Esas No: 2011/9-327
Karar No: 2012/147
Yargıtay Ceza Genel Kurulu 2011/9-327 Esas 2012/147 Karar Sayılı İlamı
- HAKSIZ TUTUKLANMA SONUCU UĞRAMIŞ OLDUĞU ZARAR NEDENİYLE MADDİ VE MANEVİ TAZMİNAT
- HÜKMÜN TEMYİZ EDİLEBİLİRLİĞİ
- KANUN DIŞI YAKALANAN VEYA TUTUKLANAN KİMSELERE TAZMİNAT VERİLMESİ HAKKINDA KANUN (MÜLGA) (466) Madde 2
- HUKUK USULÜ MUHAKEMELERİ KANUNU(MÜLGA) (1086) Madde 427
"İçtihat Metni"
Davacının haksız tutuklanma sonucu uğramış olduğu zarar nedeniyle yasal faizi ile birlikte 4.500 Lira maddi ve 5.000 Lira manevi tazminatın davalı hazineden tahsiline yönelik isteminin kısmen kabulü ile, 183,47 Lira maddi ve 900 Lira manevi tazminatın davacının tahliye olduğu 24.03.1998 tarihinden itibaren işleyecek yasal faizi ile birlikte davalıdan tahsili ile davacıya verilmesine, fazlaya ilişkin talebin reddine ilişkin Erciş Ağır Ceza Mahkemesince verilen 31.07.2007 gün ve 79-192 sayılı hükmün davacı vekili ve davalı vekili tarafından temyiz edilmesi üzerine dosyayı inceleyen Yargıtay 9. Ceza Dairesince 16.06.2009 gün ve 21787-7111 sayı ile;
“Davacı vekilinin tüm, davalı vekilinin sair itirazlarının reddine, ancak;
Davanın beraat kararı verilmesinden itibaren 9 yıl gibi uzunca bir süre geçtikten sonra açıldığı ve davacının bu süre içerisinde hakkındaki beraat kararından haberdar olmamasının hayatın olağan akışına uygun düşmeyeceği de gözetilerek süresinde açılmayan davanın reddi yerine kabulüne karar verilmesi” isabetsizliğinden bozulmasına karar verilmiştir.

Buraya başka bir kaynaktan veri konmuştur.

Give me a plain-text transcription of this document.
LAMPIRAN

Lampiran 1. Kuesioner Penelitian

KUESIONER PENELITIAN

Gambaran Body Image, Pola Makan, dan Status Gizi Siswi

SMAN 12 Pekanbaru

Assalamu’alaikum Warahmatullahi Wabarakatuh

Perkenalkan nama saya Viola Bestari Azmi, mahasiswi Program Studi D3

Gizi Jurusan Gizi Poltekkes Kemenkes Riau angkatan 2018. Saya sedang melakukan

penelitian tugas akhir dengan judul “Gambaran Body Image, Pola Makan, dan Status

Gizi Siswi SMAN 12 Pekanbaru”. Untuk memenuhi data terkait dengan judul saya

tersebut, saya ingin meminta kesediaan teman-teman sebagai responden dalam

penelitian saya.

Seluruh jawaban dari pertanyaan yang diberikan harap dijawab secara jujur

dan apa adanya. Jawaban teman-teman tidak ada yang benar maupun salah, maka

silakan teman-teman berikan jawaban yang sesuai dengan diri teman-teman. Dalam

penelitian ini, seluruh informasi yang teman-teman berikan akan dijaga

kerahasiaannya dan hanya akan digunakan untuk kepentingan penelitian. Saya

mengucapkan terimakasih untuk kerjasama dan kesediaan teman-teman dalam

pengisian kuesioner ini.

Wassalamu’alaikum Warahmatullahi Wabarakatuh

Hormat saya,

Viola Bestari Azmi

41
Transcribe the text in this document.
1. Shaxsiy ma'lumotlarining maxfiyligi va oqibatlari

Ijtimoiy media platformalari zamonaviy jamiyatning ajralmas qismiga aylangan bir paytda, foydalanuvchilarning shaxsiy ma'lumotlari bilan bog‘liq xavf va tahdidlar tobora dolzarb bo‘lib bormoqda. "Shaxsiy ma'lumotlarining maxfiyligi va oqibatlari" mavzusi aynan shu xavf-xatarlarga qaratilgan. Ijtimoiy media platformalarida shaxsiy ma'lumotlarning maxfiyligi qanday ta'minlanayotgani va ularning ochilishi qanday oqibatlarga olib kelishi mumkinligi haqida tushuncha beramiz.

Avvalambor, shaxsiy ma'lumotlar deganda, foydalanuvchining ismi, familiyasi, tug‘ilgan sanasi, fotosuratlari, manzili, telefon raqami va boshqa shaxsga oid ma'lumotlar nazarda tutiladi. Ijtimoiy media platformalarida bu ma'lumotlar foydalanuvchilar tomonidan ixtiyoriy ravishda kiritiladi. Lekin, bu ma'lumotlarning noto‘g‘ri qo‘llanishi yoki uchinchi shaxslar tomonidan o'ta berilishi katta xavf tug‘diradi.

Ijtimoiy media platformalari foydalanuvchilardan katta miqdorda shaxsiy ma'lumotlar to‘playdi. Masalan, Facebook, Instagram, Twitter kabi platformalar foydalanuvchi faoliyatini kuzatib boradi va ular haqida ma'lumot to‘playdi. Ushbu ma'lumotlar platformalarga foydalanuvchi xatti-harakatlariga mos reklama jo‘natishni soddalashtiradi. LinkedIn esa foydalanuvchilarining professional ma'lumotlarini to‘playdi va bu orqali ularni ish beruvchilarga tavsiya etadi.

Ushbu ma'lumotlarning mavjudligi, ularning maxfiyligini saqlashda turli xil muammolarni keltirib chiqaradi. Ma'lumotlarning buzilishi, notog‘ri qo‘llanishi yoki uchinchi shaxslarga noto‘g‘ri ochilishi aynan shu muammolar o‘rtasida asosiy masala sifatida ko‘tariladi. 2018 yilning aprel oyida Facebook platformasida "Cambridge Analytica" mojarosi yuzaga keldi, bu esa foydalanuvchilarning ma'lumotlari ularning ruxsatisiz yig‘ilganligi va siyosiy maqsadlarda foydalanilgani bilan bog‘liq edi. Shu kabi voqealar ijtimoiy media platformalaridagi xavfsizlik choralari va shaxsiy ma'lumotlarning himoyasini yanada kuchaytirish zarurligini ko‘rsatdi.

Yerel mahkeme ise 11.09.2009 gün ve 221-203 sayı ile;
“…Sanık hakkında görülen dava sonunda Van Devlet Güvenlik Mahkemesi tarafından 24.03.1998 tarihinde beraat kararı verilmiş, bu karar Yargıtay 9. Ceza dairesince onanarak 26.04.1999 tarihinde kesinleşmiştir. Kesinleşmiş beraat kararının sanığa tebliğ edildiğine dair dosyada herhangi bir belgenin bulunmadığı anlaşılmıştır. Dolayısıyla mahkemenin beraat kararı vermesi ile sanığın tazminat davası açma süresi arasında yaklaşık 9 yıl, beraat kararının kesinleşmesi ile dava açma süresi arasında ise yaklaşık 8 yıllık bir süre bulunmaktadır.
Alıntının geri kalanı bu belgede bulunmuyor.